Madame de Ruth ceased laughing and looked at her piercingly. 'Poor Madame de Geyling?' she exclaimed. 'But, my child! Ah!' and she caught Wilhelmine by the wrist; 'you pity her? because she has lost the Duke's affection? Why?' She paused a moment—reflected. 'Girl! you have fallen in love with Serenissimus,' she whispered.

Wilhelmine sprang up—her cheeks aflame. It was true, and she knew it herself then for the first time. She was angry, and yet there was an immense gladness in her heart. Her eyes were wet, and she felt the pulses throbbing in her temples. She was ashamed and yet gloriously proud.

Madame de Ruth watched her; at first, with smiling curiosity, then the old woman's face softened, she took Wilhelmine's hand and said gently: 'God give you joy, my child. There, there—I am a foolish old woman—you make me weep.—Lord God! but hearts are the great intriguers, not brains!'

Wilhelmine turned to her and, bending, kissed the old courtesan on the brow.

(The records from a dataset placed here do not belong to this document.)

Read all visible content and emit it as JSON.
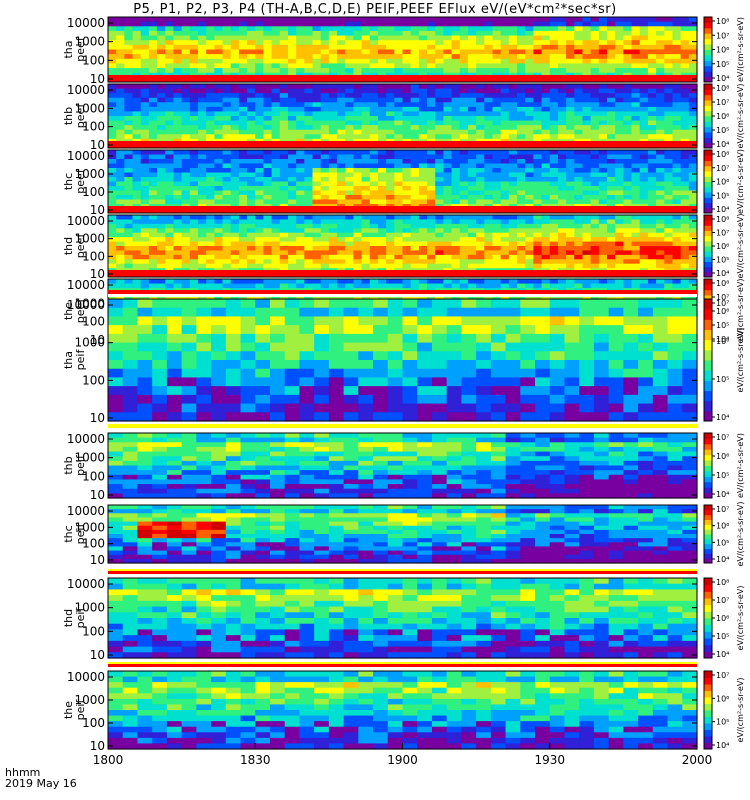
{
  "title": "P5, P1, P2, P3, P4 (TH-A,B,C,D,E) PEIF,PEEF EFlux eV/(eV*cm²*sec*sr)",
  "footer": {
    "time_label": "hhmm",
    "date_label": "2019 May 16"
  },
  "colors": {
    "cmap": [
      "#ffffff",
      "#7800a0",
      "#3020d8",
      "#0050ff",
      "#00a0ff",
      "#00e0d0",
      "#30f080",
      "#a0f040",
      "#ffff00",
      "#ffc000",
      "#ff6000",
      "#ff0000",
      "#d00000"
    ],
    "separator_red": "#ff0000",
    "separator_yellow": "#ffff00"
  },
  "chart_data": {
    "type": "heatmap",
    "x_range": [
      "1800",
      "2000"
    ],
    "x_ticks": [
      "1800",
      "1830",
      "1900",
      "1930",
      "2000"
    ],
    "y_scale": "log",
    "panels": [
      {
        "probe": "tha",
        "product": "peef",
        "y_ticks": [
          "10",
          "100",
          "1000",
          "10000"
        ],
        "cbar_ticks": [
          "10⁴",
          "10⁵",
          "10⁶",
          "10⁷",
          "10⁸"
        ],
        "cbar_label": "eV/(cm²-s-sr-eV)"
      },
      {
        "probe": "thb",
        "product": "peef",
        "y_ticks": [
          "10",
          "100",
          "1000",
          "10000"
        ],
        "cbar_ticks": [
          "10⁴",
          "10⁵",
          "10⁶",
          "10⁷",
          "10⁸"
        ],
        "cbar_label": "eV/(cm²-s-sr-eV)"
      },
      {
        "probe": "thc",
        "product": "peef",
        "y_ticks": [
          "10",
          "100",
          "1000",
          "10000"
        ],
        "cbar_ticks": [
          "10⁴",
          "10⁵",
          "10⁶",
          "10⁷",
          "10⁸"
        ],
        "cbar_label": "eV/(cm²-s-sr-eV)"
      },
      {
        "probe": "thd",
        "product": "peef",
        "y_ticks": [
          "10",
          "100",
          "1000",
          "10000"
        ],
        "cbar_ticks": [
          "10⁴",
          "10⁵",
          "10⁶",
          "10⁷",
          "10⁸"
        ],
        "cbar_label": "eV/(cm²-s-sr-eV)"
      },
      {
        "probe": "the",
        "product": "peef",
        "y_ticks": [
          "10",
          "100",
          "1000",
          "10000"
        ],
        "cbar_ticks": [
          "10⁴",
          "10⁵",
          "10⁶",
          "10⁷",
          "10⁸"
        ],
        "cbar_label": "eV/(cm²-s-sr-eV)"
      },
      {
        "probe": "tha",
        "product": "peif",
        "y_ticks": [
          "10",
          "100",
          "1000",
          "10000"
        ],
        "cbar_ticks": [
          "10⁴",
          "10⁵",
          "10⁶",
          "10⁷"
        ],
        "cbar_label": "eV/(cm²-s-sr-eV)"
      },
      {
        "probe": "thb",
        "product": "peif",
        "y_ticks": [
          "10",
          "100",
          "1000",
          "10000"
        ],
        "cbar_ticks": [
          "10⁴",
          "10⁵",
          "10⁶",
          "10⁷"
        ],
        "cbar_label": "eV/(cm²-s-sr-eV)"
      },
      {
        "probe": "thc",
        "product": "peif",
        "y_ticks": [
          "10",
          "100",
          "1000",
          "10000"
        ],
        "cbar_ticks": [
          "10⁴",
          "10⁵",
          "10⁶",
          "10⁷"
        ],
        "cbar_label": "eV/(cm²-s-sr-eV)"
      },
      {
        "probe": "thd",
        "product": "peif",
        "y_ticks": [
          "10",
          "100",
          "1000",
          "10000"
        ],
        "cbar_ticks": [
          "10⁴",
          "10⁵",
          "10⁶",
          "10⁷",
          "10⁸"
        ],
        "cbar_label": "eV/(cm²-s-sr-eV)"
      },
      {
        "probe": "the",
        "product": "peif",
        "y_ticks": [
          "10",
          "100",
          "1000",
          "10000"
        ],
        "cbar_ticks": [
          "10⁴",
          "10⁵",
          "10⁶",
          "10⁷"
        ],
        "cbar_label": "eV/(cm²-s-sr-eV)"
      }
    ]
  }
}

'Madame,' she said, 'Madame, be my friend; I shall need one in the days to come.'

Madame de Ruth drew the girl down beside her on the bench, her face had grown suddenly old and infinitely sad. 'Yes,' she answered, 'I will be your friend. Do you know that I had a little girl twenty years ago? She would have been just your age now, had she lived, and perhaps I should have been a different woman. Well, well—no sentiment, my dear; it is so unsuitable, isn't it? but I will be your friend.'

She kissed the young woman, and, rising hastily, took her way towards the house.

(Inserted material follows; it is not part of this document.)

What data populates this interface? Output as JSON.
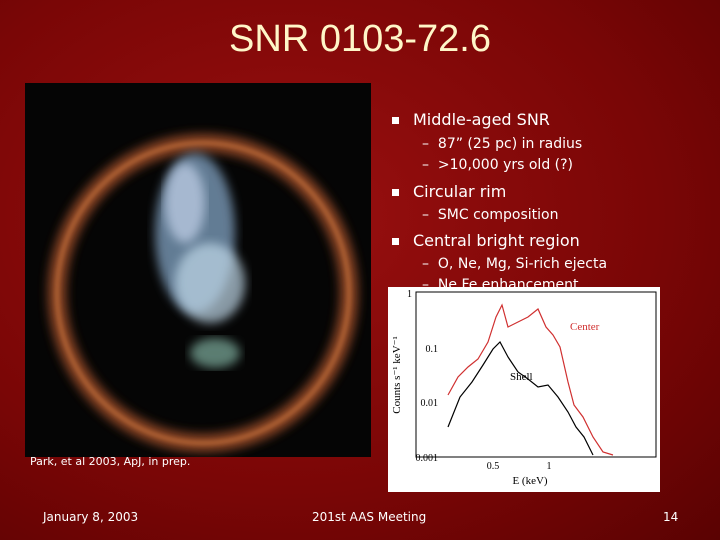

The days dragged slowly on in Stuttgart for Wilhelmine, and there came no message from his Highness, who had gone to Urach, they told her, to hunt. Though the court remained nominally in Stuttgart while her Highness Johanna Elizabetha resided at the castle, most of the courtiers had retired to the country and Stuttgart was more than usually dull. Stafforth had accompanied the Duke to Urach, so Wilhelmine remained alone with Madame de Stafforth. The heat was terrible in the town, which lay encircled by the vine-clad hills, as in a great caldron. The Stuttgarters told her that such heat was unusual at that time of year, but there was little consolation for her in that.

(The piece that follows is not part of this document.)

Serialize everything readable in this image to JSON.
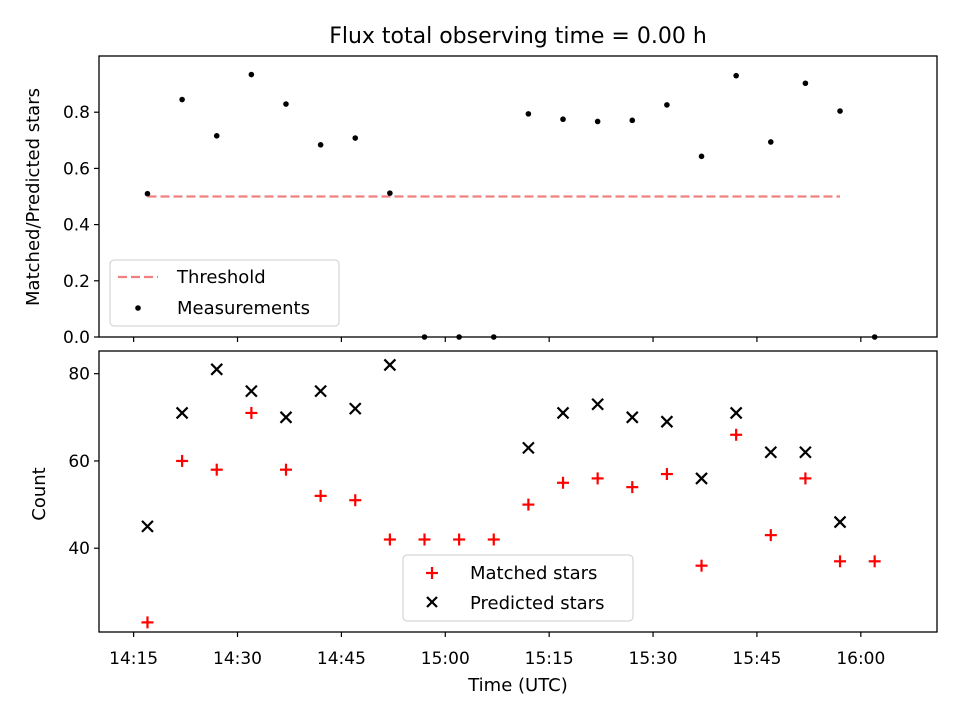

To some natures dullness becomes an insupportable suffering. Loneliness, all you will, they can bear, for they draw occupation and joy from the depth of their own souls; but that dreariness, which has been called dullness, is an almost tangible presence at moments, and seems to blight the beauty of all things. This Wilhelmine felt in those stifling days at Stuttgart. Madame de Stafforth's moth-like personality wearied her. Madame de Ruth, who had returned to Rottenburg, wrote constantly imploring her friend to visit her; yet something seemed to hold the girl, some mysterious sentiment, that if she left Stuttgart she would turn her back on her life.